23/3/2021

Context

The coursera “Data Science Specialization” provides a wide range of skills to those who have taken it.

The last part of this specialization gives to the pupil the oportunity of explore a field not explored before in the course the data mining.

Using tm as basis we are encouraged to design a system to predict the next word in a text.

In this presentation I describe the steps and the result of this work.

Analysis and design

I explored the following algorithms and techniques to do the work:

  • GloVe algorithm
  • Word distance
  • Markov Networks

After a certain study I concluded that the Markov networks could be useful using two of them, one for the 2-grams and another for the 3-grams this networks could help to predict the word based on the 2 or 1 words before the word to predict.

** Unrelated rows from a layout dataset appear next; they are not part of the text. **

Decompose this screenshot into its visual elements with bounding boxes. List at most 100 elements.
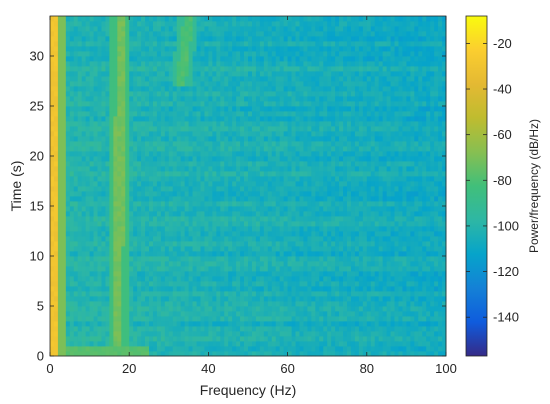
heatmap-cell [339,191,344,197]
heatmap-cell [121,221,126,227]
heatmap-cell [263,301,269,307]
heatmap-cell [271,311,277,317]
heatmap-cell [77,336,83,342]
heatmap-cell [240,166,245,172]
heatmap-cell [319,241,324,247]
heatmap-cell [69,311,75,317]
heatmap-cell [358,201,364,207]
heatmap-cell [307,171,312,177]
heatmap-cell [426,151,431,157]
heatmap-cell [350,316,356,322]
heatmap-cell [149,316,154,322]
heatmap-cell [287,131,292,137]
heatmap-cell [180,336,186,342]
heatmap-cell [339,131,344,137]
heatmap-cell [232,161,237,167]
heatmap-cell [160,321,166,327]
heatmap-cell [279,151,285,157]
heatmap-cell [362,316,368,322]
heatmap-cell [196,231,201,237]
heatmap-cell [358,291,364,297]
heatmap-cell [358,171,364,177]
heatmap-cell [69,176,75,182]
heatmap-cell [164,316,170,322]
heatmap-cell [295,261,300,267]
heatmap-cell [295,196,300,202]
heatmap-cell [311,166,316,172]
heatmap-cell [156,346,162,352]
heatmap-cell [343,231,348,237]
heatmap-cell [335,341,340,347]
heatmap-cell [152,301,158,307]
heatmap-cell [275,231,281,237]
heatmap-cell [216,176,221,182]
heatmap-cell [370,126,376,132]
heatmap-cell [283,186,288,192]
heatmap-cell [200,161,205,167]
heatmap-cell [232,196,237,202]
heatmap-cell [244,351,249,357]
heatmap-cell [347,181,352,187]
heatmap-cell [50,341,55,347]
heatmap-cell [168,246,174,252]
heatmap-cell [402,206,407,212]
heatmap-cell [275,216,281,222]
heatmap-cell [149,181,154,187]
heatmap-cell [299,226,304,232]
heatmap-cell [386,346,391,352]
heatmap-cell [129,226,134,232]
heatmap-cell [216,306,221,312]
heatmap-cell [188,271,193,277]
heatmap-cell [145,241,150,247]
heatmap-cell [200,261,205,267]
heatmap-cell [267,266,273,272]
heatmap-cell [61,236,67,242]
heatmap-cell [188,141,193,147]
heatmap-cell [73,206,79,212]
heatmap-cell [366,266,372,272]
heatmap-cell [299,266,304,272]
heatmap-cell [137,311,142,317]
heatmap-cell [331,271,336,277]
heatmap-cell [109,181,114,187]
heatmap-cell [188,251,193,257]
heatmap-cell [220,131,225,137]
heatmap-cell [311,106,316,112]
heatmap-cell [410,266,415,272]
heatmap-cell [236,181,241,187]
heatmap-cell [438,161,443,167]
heatmap-cell [410,286,415,292]
heatmap-cell [73,186,79,192]
heatmap-cell [164,151,170,157]
heatmap-cell [295,231,300,237]
heatmap-cell [370,226,376,232]
heatmap-cell [152,156,158,162]
heatmap-cell [323,156,328,162]
heatmap-cell [113,281,118,287]
heatmap-cell [188,241,193,247]
heatmap-cell [164,166,170,172]
heatmap-cell [244,206,249,212]
heatmap-cell [204,221,209,227]
heatmap-cell [184,351,189,357]
heatmap-cell [394,226,399,232]
heatmap-cell [172,111,178,117]
heatmap-cell [295,161,300,167]
heatmap-cell [299,351,304,357]
heatmap-cell [315,241,320,247]
heatmap-cell [394,306,399,312]
heatmap-cell [303,301,308,307]
heatmap-cell [180,291,186,297]
heatmap-cell [434,146,439,152]
heatmap-cell [299,126,304,132]
heatmap-cell [366,221,372,227]
heatmap-cell [410,191,415,197]
heatmap-cell [335,316,340,322]
heatmap-cell [259,236,265,242]
heatmap-cell [422,351,427,357]
heatmap-cell [133,276,138,282]
heatmap-cell [426,331,431,337]
heatmap-cell [248,266,253,272]
heatmap-cell [240,206,245,212]
heatmap-cell [141,261,146,267]
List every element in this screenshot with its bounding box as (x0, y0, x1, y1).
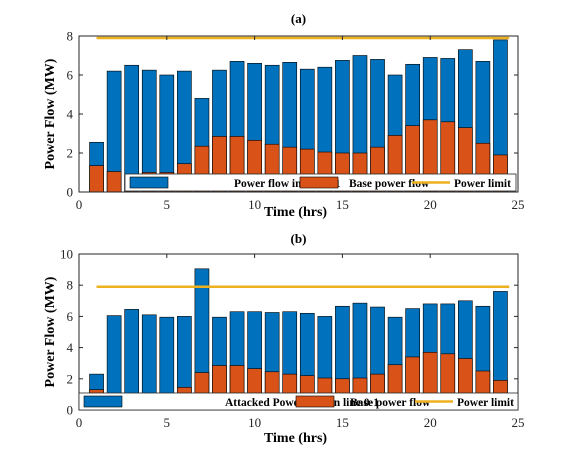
chart-title: (b) (291, 231, 307, 246)
y-axis-label: Power Flow (MW) (43, 276, 58, 387)
x-tick-label: 10 (248, 415, 261, 430)
legend-label: Base power flow (349, 178, 430, 190)
bar-base-flow (106, 171, 122, 193)
y-tick-label: 2 (67, 146, 74, 161)
y-tick-label: 6 (67, 309, 74, 324)
x-tick-label: 15 (336, 197, 349, 212)
legend-swatch (295, 395, 335, 408)
x-tick-label: 20 (424, 415, 437, 430)
x-tick-label: 0 (76, 197, 83, 212)
legend-swatch (129, 176, 169, 189)
y-tick-label: 0 (67, 403, 74, 418)
y-tick-label: 0 (67, 185, 74, 200)
x-tick-label: 25 (512, 197, 525, 212)
x-axis-label: Time (hrs) (264, 205, 327, 220)
x-tick-label: 5 (164, 415, 171, 430)
legend-swatch (83, 395, 123, 408)
legend-label: Power limit (454, 178, 511, 190)
y-tick-label: 2 (67, 371, 74, 386)
x-axis-label: Time (hrs) (264, 431, 327, 446)
y-tick-label: 8 (67, 29, 74, 44)
legend-label: Power limit (457, 397, 514, 409)
bar-line-flow (124, 64, 140, 193)
y-tick-label: 4 (67, 340, 74, 355)
legend-label: Base power flow (350, 397, 431, 409)
y-tick-label: 8 (67, 278, 74, 293)
x-tick-label: 5 (164, 197, 171, 212)
x-tick-label: 0 (76, 415, 83, 430)
x-tick-label: 10 (248, 197, 261, 212)
y-tick-label: 10 (60, 247, 73, 262)
chart-title: (a) (291, 11, 306, 26)
legend-swatch (299, 176, 339, 189)
y-tick-label: 4 (67, 107, 74, 122)
x-tick-label: 25 (512, 415, 525, 430)
y-axis-label: Power Flow (MW) (43, 58, 58, 169)
y-tick-label: 6 (67, 68, 74, 83)
x-tick-label: 15 (336, 415, 349, 430)
x-tick-label: 20 (424, 197, 437, 212)
bar-base-flow (89, 165, 104, 193)
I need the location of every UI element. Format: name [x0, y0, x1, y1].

Besides this the word distance could help to get a solid prediction if there were some misspellings. To this I also included a vocabulary of all the words found in 200000 blogs, news and twits.

Development

To improve the performance I also saved the networks and vocabulary in an RDS file which I load in the app. The use of the .RDS files optimize the times quite well, see this example:

ptm <- proc.time()
getPredictedWords("how do you ",2)
##     word      prob
## 1: think 0.1957082
## 2:  have 0.1630901
proc.time() - ptm
##    user  system elapsed 
##    0.09    0.00    0.11

How to use it

To use the app only write some words in the text box, once done this use the button “Send text”, you can use the slidder to get more than one word suggested.

Conclusions

The algorithm made optimizes the time sacrificing a little the precision because the use of two Markov Networks could be thought as limited. Yet the accuracy is good and covers a wide range of variants. In order to improve its usability it would be a good idea create a microservice with this algorithm maybe using rApache or openCPU. Anyway this algorithm, I think, is well suited for use in cell phones provided there is a way to run R in the cell phone, given the close development of R and Linux the chances are that there is a way.